Houve imprudência dessas mesmas autoridades - dentre elas dirigentes da Petrobrás que
seriam posteriormente condenados pela Justiça - que se faziam de surdas às advertências de dirigentes políticos e representantes dos moradores, de
que o oleoduto adquirido da antiga São Paulo Railway estava podre, cheio de buracos, vazando. Exames periciais,
solicitados posteriormente pelo Ministério Público e constatados pelo perito Jorge Moreira, comprovaram o apodrecimento e as falhas da proteção
catódica que a Petrobrás alegava existir nessa canalização.
Palafitas - Houve imperícia, inabilidade das autoridades municipais e estaduais
da época, para resolver os problemas habitacionais decorrentes da extrema penúria social de moradores obrigados a viver, nos tempos modernos, em
casebres típicos da segunda fase da pré-história (na primeira, os homens viviam em cavernas), palafitas erguidas sobre estacas fincadas no mangue.
Na madrugada de 24 de fevereiro, enquanto se comemorava o ante-sábado de Carnaval
cantando a marchinha Meu Coração Amanheceu Pegando Fogo (gravada por Gal Costa) em um dos clubes da orla, 93 moradores da Vila Socó morriam
no incêndio provocado por algum fósforo, vela ou cigarro inadvertidamente lançados (nunca se soube ao certo a origem do estopim da tragédia) sobre o
mangue que, naquele momento, era na realidade um imenso caldeirão com uma camada de gasolina que tomou conta de toda a área das palafitas.
Sobreviventes da tragédia contam que, nas partes mais rasas, foi possível sair
correndo para os pontos onde havia terra, queimando apenas os pés e tornozelos. O ator de teatro amador Lourimar Vieira morava em um barraco a menos
de 30 metros do ponto onde o duto tinha um furo por onde vazou gasolina e alimentou a grande chama (até que queimasse todo o combustível), contra a
qual lutaram os bombeiros, durante toda a madrugada.
Mortos - Lourimar saiu correndo e só parou na Igreja Matriz, três quilômetros
adiante, para rezar porque tinham conseguido salvar sua mãe.

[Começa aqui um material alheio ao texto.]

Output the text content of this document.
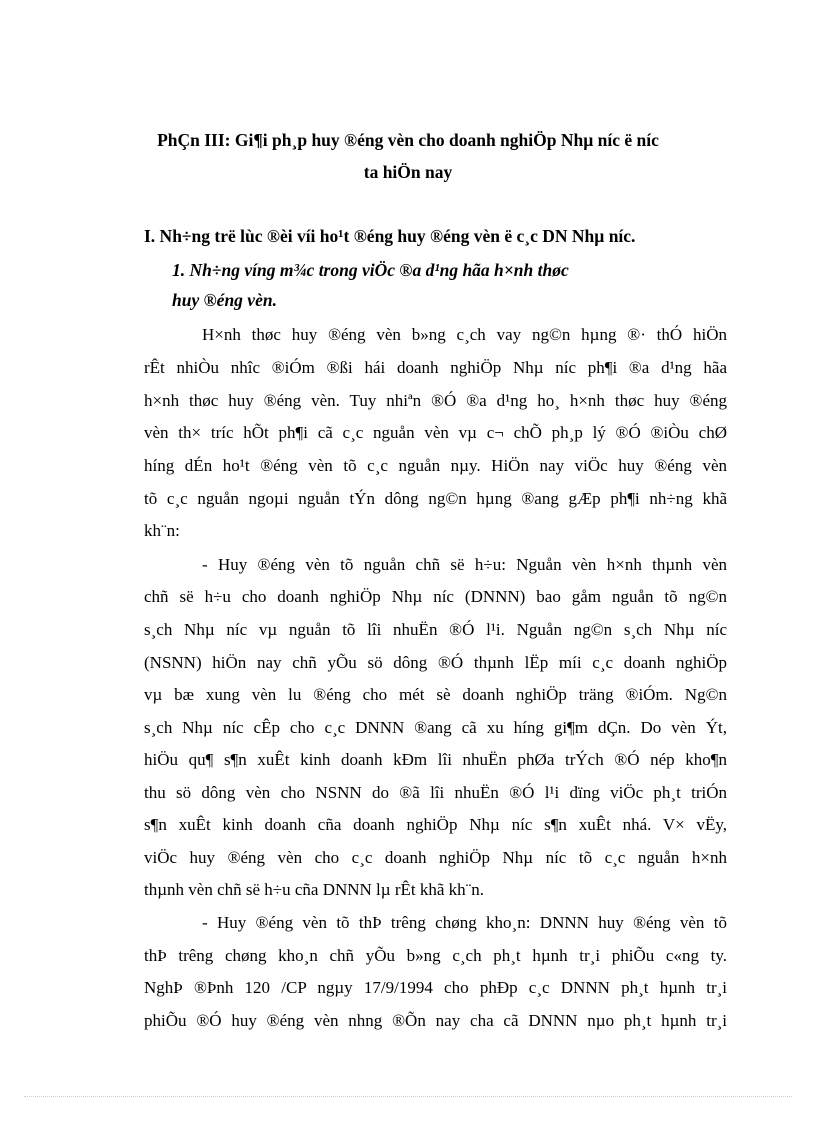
PhÇn III: Gi¶i ph¸p huy ®éng vèn cho doanh nghiÖp Nhµ níc ë níc
ta hiÖn nay
I. Nh÷ng trë lùc ®èi víi ho¹t ®éng huy ®éng vèn ë c¸c DN Nhµ níc.
1. Nh÷ng víng m¾c trong viÖc ®a d¹ng hãa h×nh thøc
huy ®éng vèn.
H×nh thøc huy ®éng vèn b»ng c¸ch vay ng©n hµng ®· thÓ hiÖn
rÊt nhiÒu nhîc ®iÓm ®ßi hái doanh nghiÖp Nhµ níc ph¶i ®a d¹ng hãa
h×nh thøc huy ®éng vèn. Tuy nhiªn ®Ó ®a d¹ng ho¸ h×nh thøc huy ®éng
vèn th× tríc hÕt ph¶i cã c¸c nguån vèn vµ c¬ chÕ ph¸p lý ®Ó ®iÒu chØ
híng dÉn ho¹t ®éng vèn tõ c¸c nguån nµy. HiÖn nay viÖc huy ®éng vèn
tõ c¸c nguån ngoµi nguån tÝn dông ng©n hµng ®ang gÆp ph¶i nh÷ng khã
kh¨n:
- Huy ®éng vèn tõ nguån chñ së h÷u: Nguån vèn h×nh thµnh vèn
chñ së h÷u cho doanh nghiÖp Nhµ níc (DNNN) bao gåm nguån tõ ng©n
s¸ch Nhµ níc vµ nguån tõ lîi nhuËn ®Ó l¹i. Nguån ng©n s¸ch Nhµ níc
(NSNN) hiÖn nay chñ yÕu sö dông ®Ó thµnh lËp míi c¸c doanh nghiÖp
vµ bæ xung vèn lu ®éng cho mét sè doanh nghiÖp träng ®iÓm. Ng©n
s¸ch Nhµ níc cÊp cho c¸c DNNN ®ang cã xu híng gi¶m dÇn. Do vèn Ýt,
hiÖu qu¶ s¶n xuÊt kinh doanh kÐm lîi nhuËn phØa trÝch ®Ó nép kho¶n
thu sö dông vèn cho NSNN do ®ã lîi nhuËn ®Ó l¹i dïng viÖc ph¸t triÓn
s¶n xuÊt kinh doanh cña doanh nghiÖp Nhµ níc s¶n xuÊt nhá. V× vËy,
viÖc huy ®éng vèn cho c¸c doanh nghiÖp Nhµ níc tõ c¸c nguån h×nh
thµnh vèn chñ së h÷u cña DNNN lµ rÊt khã kh¨n.
- Huy ®éng vèn tõ thÞ trêng chøng kho¸n: DNNN huy ®éng vèn tõ
thÞ trêng chøng kho¸n chñ yÕu b»ng c¸ch ph¸t hµnh tr¸i phiÕu c«ng ty.
NghÞ ®Þnh 120 /CP ngµy 17/9/1994 cho phÐp c¸c DNNN ph¸t hµnh tr¸i
phiÕu ®Ó huy ®éng vèn nhng ®Õn nay cha cã DNNN nµo ph¸t hµnh tr¸i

Pela manhã, os jornalistas se depararam com um saldo dantesco: cerca de 300 barracos
queimados. Tocos enegrecidos que haviam sido gente; crianças mortas por asfixia dentro de geladeiras, onde foram colocadas pelos pais na esperança
de escapar do incêndio. Casais mortos, abraçados. Uma das vítimas ficou na memória dos jornalistas como uma espécie de símbolo da tragédia, até ser
coberta pelo lençol de um bombeiro piedoso: grávida, exibia na pele retesada o contorno, quase desenho em alto relevo, do feto, morto no seu ventre.
Colados ao seu corpo, por ela abraçados, como uma única massa, dois filhos com cerca
de cinco anos. Essa imagem fez o então governador Franco Montoro sentir-se mal, quase desmaiar e ser atendido pelos médicos.

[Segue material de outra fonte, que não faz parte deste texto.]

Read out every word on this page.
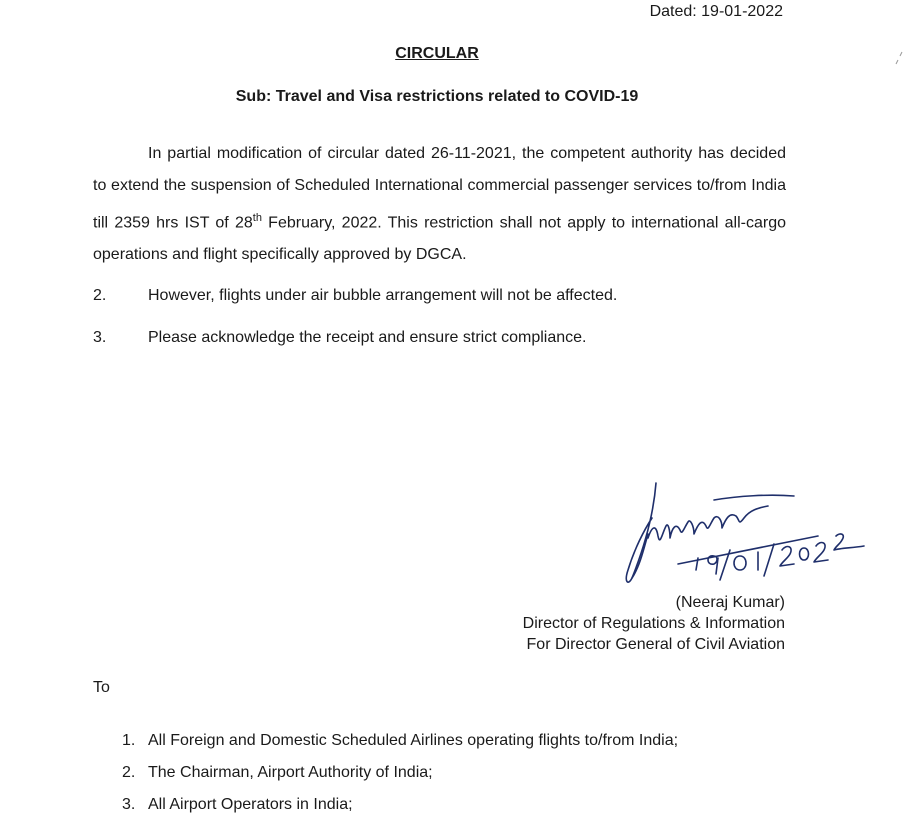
Dated: 19-01-2022
CIRCULAR
Sub: Travel and Visa restrictions related to COVID-19
In partial modification of circular dated 26-11-2021, the competent authority has decided to extend the suspension of Scheduled International commercial passenger services to/from India till 2359 hrs IST of 28th February, 2022. This restriction shall not apply to international all-cargo operations and flight specifically approved by DGCA.
2.	However, flights under air bubble arrangement will not be affected.
3.	Please acknowledge the receipt and ensure strict compliance.
(Neeraj Kumar)
Director of Regulations & Information
For Director General of Civil Aviation
To
1. All Foreign and Domestic Scheduled Airlines operating flights to/from India;
2. The Chairman, Airport Authority of India;
3. All Airport Operators in India;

A extensão da tragédia, como sempre ocorre, chamou a atenção, finalmente, das
autoridades. A Petrobrás trocou todo o sistema de oleoduto, proibiu a construção de barracos sobre a faixa de segurança de passagem da canalização;
construiu nove casas para os sobreviventes e indenizou as vítimas. A Prefeitura aterrou o mangue.
Cruzeiro - Hoje não há mais barracos na Vila, que até mudou de nome. É
conhecida oficialmente como Vila São José.
A tragédia também contribuiu para que Montoro exigisse da Cetesb e das indústrias a
aplicação de um rigoroso plano de controle ambiental e de segurança industrial em Cubatão.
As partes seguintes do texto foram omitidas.